GOVERNING LAW AND DISPUTE RESOLUTION
- The validity, interpretation and performance of these terms and conditions and any purchase made hereunder shall be governed by the laws of the State of Texas, USA, without regard to Texas conflict of law principles, and specifically excluding the provisions of the 1980 U.N. Convention on Contracts for the International Sale of Goods.
- Buyer and Seller shall strive to settle amicably and in good faith any dispute arising in connection with a Buyer's Purchase Order or other contract. If they are unable to do so, with the exception of third party claims regarding aircraft and/or accidents that are in litigation, the Parties agree any dispute shall be resolved by binding arbitration conducted under the rules of the American Arbitration Association, as presently in force, by three arbitrators appointed in accordance with said rules. The place of arbitration shall be Minneapolis, MN. Upon resolution of the dispute, the Purchase Order shall be equitably adjusted, if necessary, to reflect such resolution as specified in the arbitration award.
- This contract may be terminated prior to shipment by written notice to the other party as follows, by either party:
- Without cause, by giving at least 90 days prior written notice of termination;
- Effective immediately upon written notice to the other party after occurrence of a material breach or default of the terms of this contract by the other party, which is not cured within 30 days after written notice by the other party;
- Effective immediately, if the other party shall become the subject of any voluntary or involuntary bankruptcy, receivership or insolvency proceeding; or
- A party makes an assignment for the benefit of creditors; and
- Effective immediately, if in the opinion of a party, there is an occurrence of any material change(s) in the ownership, management, or financial condition of the other party.
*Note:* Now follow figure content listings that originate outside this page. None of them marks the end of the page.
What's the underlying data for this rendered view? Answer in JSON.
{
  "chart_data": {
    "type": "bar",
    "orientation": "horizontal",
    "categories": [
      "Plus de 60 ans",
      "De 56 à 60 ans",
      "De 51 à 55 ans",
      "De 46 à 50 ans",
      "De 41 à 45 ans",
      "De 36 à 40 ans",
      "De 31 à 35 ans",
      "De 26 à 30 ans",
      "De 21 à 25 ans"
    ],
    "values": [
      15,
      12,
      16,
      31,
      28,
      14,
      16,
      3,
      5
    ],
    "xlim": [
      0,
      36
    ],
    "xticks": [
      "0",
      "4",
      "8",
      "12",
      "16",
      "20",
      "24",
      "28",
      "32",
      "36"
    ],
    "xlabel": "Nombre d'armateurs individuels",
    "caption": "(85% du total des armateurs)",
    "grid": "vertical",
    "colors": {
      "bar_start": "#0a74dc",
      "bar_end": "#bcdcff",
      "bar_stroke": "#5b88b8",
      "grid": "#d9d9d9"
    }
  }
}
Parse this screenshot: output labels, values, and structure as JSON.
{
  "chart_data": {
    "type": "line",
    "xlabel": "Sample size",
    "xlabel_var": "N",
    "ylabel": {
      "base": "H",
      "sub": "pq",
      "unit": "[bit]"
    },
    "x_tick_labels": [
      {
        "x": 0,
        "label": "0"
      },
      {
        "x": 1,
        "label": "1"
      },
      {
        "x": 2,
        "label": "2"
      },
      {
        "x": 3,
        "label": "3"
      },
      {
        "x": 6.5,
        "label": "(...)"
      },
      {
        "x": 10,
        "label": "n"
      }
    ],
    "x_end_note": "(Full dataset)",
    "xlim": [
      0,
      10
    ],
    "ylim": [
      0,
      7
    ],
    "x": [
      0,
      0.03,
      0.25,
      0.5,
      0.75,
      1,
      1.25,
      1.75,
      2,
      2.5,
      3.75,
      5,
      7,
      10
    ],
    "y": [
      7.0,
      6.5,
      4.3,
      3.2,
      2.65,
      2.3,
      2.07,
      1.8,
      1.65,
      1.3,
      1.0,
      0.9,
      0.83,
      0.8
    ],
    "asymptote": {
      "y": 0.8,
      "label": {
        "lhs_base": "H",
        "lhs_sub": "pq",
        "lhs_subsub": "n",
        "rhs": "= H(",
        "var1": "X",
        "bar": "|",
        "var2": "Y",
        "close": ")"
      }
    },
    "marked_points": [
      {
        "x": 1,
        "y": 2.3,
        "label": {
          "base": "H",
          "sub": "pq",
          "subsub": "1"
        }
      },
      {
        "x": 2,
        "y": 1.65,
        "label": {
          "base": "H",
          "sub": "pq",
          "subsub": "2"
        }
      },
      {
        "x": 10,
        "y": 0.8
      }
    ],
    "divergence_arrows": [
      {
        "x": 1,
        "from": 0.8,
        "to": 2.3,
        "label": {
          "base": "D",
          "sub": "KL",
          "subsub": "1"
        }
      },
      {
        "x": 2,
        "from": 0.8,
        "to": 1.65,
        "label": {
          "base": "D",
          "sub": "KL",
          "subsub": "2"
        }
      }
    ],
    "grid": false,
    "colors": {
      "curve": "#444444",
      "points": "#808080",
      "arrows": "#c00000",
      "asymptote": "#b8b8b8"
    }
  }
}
- These terms and conditions constitute the entire agreement between Seller and Buyer. No modifications, changes, additions or amendment to the terms and conditions or promises, representation, or warranties that differ in any way from these terms and conditions herein shall be binding on Seller unless such modifications, changes, waivers, additions or amendments are in writing and signed by a duly authorized representative of Seller.
- The waiver of any breach or default hereunder shall not constitute the waiver of any subsequent breach or default. In the event of any default by Buyer, Seller may decline to make further shipments. If Seller elects to continue to make shipments, such action shall not constitute a waiver of any default by Buyer or in any way affect Seller's legal remedies for such default.
- If any term or condition hereof shall to any extent be invalid or unenforceable, the remainder of these terms and conditions shall not be affected thereby and each term and condition shall be valid and enforced to the fullest extent permitted by law.
- Buyer shall not assign the performance obligations or any rights hereunder without the prior written consent of Seller. Subject to the foregoing, the terms and conditions shall bind and be for the benefit of the respective parties hereto and their successors and assigns.